El cónclave de Accra también fue explícito en repudiar la discriminación padecida por los emigrantes de origen africano en Europa y en Estados Unidos, país donde los crímenes raciales son cada vez más frecuentes y cuyos ejecutores casi siempre gozan de impunidad.
Otro acuerdo refrendó el apoyo irrestricto a la causa del pueblo del Sahara Occidental, todavía impedido de ejercer la plena soberanía sobre su territorio.
Conocedor de las interioridades del panafricanismo, el embajador cubano en Accra, Jorge Lefebre, compartió con este enviado dos razones que avalan la dimensión actual de este concepto. Una de ellas transita por la recuperación de la memoria histórica de los pueblos del continente, en la que ocupan un lugar privilegiado los próceres Kwane Nkrumah, padre de la independencia ghanesa y promotor de la unidad africana; el guineano Sekou Touré, el tanzano Julius Nyerere, el congolés Patricio Lumumba, el líder de las luchas por la independencia de Guinea Bissau y Cabo Verde, Amílcar Cabral; el angolano Agostinho Neto y el ejemplo de resistencia y firmeza del sudafricano Nelson Mandela.
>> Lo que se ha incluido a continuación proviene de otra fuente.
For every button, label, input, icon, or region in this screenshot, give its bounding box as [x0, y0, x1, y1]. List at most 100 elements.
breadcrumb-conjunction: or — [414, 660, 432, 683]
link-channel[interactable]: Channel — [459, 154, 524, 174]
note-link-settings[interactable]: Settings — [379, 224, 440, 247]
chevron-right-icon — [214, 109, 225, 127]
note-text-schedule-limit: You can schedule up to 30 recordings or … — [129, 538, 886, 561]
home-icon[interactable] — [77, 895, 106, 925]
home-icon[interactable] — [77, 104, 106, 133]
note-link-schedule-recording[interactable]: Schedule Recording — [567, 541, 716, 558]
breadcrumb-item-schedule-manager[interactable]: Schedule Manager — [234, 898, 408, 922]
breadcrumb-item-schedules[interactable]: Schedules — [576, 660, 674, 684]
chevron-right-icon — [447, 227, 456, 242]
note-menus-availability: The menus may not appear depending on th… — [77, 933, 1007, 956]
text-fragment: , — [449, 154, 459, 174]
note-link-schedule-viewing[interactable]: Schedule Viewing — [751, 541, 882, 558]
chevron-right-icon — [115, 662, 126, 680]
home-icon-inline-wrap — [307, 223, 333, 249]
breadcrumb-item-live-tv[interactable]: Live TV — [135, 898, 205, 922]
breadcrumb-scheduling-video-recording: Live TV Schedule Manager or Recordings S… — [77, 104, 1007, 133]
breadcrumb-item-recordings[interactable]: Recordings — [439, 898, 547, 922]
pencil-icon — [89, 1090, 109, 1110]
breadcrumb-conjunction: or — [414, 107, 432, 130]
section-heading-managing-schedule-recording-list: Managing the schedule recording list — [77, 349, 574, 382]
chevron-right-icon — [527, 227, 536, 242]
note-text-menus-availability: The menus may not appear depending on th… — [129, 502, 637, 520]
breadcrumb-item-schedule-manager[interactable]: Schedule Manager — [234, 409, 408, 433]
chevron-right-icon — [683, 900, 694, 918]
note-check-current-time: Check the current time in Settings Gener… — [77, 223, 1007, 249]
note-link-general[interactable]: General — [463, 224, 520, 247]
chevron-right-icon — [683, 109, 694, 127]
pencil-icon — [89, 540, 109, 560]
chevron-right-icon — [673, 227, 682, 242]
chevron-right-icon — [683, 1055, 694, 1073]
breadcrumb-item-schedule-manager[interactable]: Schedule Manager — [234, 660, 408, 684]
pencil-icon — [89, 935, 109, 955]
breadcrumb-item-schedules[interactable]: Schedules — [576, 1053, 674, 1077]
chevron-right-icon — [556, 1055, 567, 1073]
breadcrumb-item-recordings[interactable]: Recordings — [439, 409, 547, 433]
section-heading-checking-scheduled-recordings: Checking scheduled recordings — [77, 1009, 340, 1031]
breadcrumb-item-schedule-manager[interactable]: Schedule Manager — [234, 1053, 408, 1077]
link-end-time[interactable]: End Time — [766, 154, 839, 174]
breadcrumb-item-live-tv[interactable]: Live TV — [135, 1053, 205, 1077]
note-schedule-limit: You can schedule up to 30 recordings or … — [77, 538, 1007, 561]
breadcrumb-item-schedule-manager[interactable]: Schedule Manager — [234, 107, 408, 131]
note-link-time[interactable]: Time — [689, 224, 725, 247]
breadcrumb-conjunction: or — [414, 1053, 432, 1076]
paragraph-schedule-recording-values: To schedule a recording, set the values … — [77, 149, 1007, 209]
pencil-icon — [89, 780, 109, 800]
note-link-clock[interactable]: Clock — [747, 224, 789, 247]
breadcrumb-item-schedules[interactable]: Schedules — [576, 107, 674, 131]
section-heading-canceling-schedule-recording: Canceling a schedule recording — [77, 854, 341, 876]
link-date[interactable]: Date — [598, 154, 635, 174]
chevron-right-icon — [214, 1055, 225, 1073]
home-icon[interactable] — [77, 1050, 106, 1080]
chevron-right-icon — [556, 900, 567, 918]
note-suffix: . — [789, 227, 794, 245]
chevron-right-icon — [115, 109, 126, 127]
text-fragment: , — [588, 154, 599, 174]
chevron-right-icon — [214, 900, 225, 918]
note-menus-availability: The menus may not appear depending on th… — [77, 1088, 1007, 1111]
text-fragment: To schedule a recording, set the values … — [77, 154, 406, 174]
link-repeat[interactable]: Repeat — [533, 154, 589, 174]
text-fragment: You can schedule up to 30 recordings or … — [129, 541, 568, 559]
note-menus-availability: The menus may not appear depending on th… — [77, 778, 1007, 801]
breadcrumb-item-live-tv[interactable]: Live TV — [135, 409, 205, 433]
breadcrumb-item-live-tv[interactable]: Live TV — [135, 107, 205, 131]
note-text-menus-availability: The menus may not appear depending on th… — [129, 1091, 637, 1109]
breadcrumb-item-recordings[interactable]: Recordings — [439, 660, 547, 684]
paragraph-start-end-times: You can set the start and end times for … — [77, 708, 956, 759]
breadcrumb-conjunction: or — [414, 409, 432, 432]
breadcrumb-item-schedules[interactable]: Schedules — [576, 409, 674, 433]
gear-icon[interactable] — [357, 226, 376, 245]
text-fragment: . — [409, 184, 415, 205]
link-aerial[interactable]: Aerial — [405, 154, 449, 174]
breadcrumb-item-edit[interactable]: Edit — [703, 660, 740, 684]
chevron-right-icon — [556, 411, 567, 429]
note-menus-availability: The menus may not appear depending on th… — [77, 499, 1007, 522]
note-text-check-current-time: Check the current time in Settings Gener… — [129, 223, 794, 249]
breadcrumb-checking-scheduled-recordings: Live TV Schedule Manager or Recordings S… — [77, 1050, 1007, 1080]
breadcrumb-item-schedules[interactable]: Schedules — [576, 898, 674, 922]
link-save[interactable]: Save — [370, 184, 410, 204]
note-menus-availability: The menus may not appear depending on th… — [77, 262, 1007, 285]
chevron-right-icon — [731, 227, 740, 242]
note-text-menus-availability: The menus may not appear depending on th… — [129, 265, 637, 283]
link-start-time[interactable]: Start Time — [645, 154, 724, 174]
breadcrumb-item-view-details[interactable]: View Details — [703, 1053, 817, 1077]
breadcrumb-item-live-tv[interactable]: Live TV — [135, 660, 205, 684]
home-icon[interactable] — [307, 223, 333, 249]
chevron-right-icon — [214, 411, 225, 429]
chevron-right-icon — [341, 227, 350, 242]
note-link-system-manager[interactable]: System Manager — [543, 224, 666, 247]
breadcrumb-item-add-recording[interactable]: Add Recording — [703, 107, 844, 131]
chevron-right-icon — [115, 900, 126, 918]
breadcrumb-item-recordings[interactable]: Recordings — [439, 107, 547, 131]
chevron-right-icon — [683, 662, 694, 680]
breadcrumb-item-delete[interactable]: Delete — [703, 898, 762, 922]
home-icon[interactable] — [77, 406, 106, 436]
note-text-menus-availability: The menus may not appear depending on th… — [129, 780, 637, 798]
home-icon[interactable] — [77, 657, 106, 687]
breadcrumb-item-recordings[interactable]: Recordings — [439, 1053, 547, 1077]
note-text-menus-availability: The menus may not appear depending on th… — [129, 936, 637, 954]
Otra es la creciente toma de conciencia acerca de los peligros que acechan la construcción de la unidad y la voluntad política para superarlos, tomando en cuenta que se trata de una identidad en movimiento.
Más de una vez se escuchó en el plenario el nombre de Cuba y su símbolo mayor, Fidel Castro. La práctica internacionalista de los pobladores de la isla antillana fue reconocida de muy diversas maneras, desde la sangre vertida junto a los hermanos africanos en las gestas por la independencia hasta el aporte de las brigadas médicas a la lucha contra el ébola y otras enfermedades.
Un joven delegado nigeriano sintetizó ese sentimiento con estas palabras: “Fidel Castro es uno de los más brillantes panafricanistas. La definición de su pueblo como latino-africano-caribeño es una realidad. Recordemos siempre a Cuito Cuanavale”.